Elsewhere this week, energy was in the headlines as earnings at ScottishPower more than doubled in the first three months of 2023 with the group's retail division surging back into profitability, revealed business correspondent Kristy Dorsey.
“The biggest boost for Glasgow-headquartered ScottishPower was the receipt of what is believed to be more than £250m in what are known as ‘backwardation’ payments from Ofgem. This money, paid for by the addition of a ‘backwardation allowance’ to the energy price cap, covers losses suffered last year by all suppliers when the price they were allowed to charge customers was less than the wholesale cost of buying in gas and electricity,” she wrote.
ScottishPower said that “under the energy price cap, extreme market volatility in 2022 forced all UK energy suppliers to buy energy at peak prices but sell to customers at a loss”.
Also this week, business editor Ian McConnell takes a look at new First Minister Humza Yousaf’s performance to date.

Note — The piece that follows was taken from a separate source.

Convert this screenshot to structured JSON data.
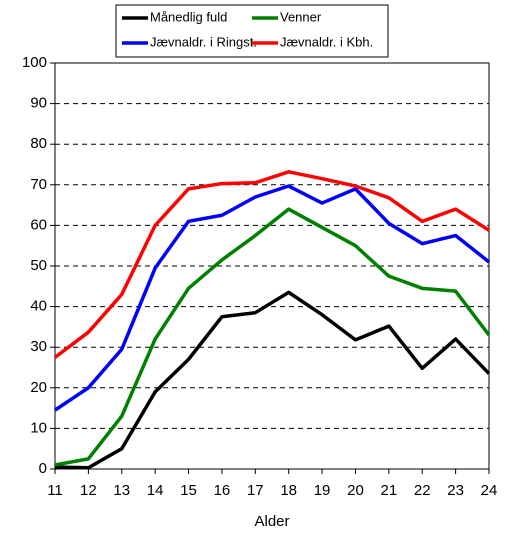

“For many in Scottish business wary of Humza Yousaf’s ascension to First Minister, it has surely been a case of so far, so good,” he writes. Adding that “Mr Yousaf’s early moves on business-related matters have been not only swift but significant”.
And finally, what is in a name? Deputy business editor Scott Wright found out when the joint venture between the firms of Mackie’s and Taylors came to an amicable end, with Taylors taking over, which, he writes, “did dictate that Taylors had to find a new name for the product”.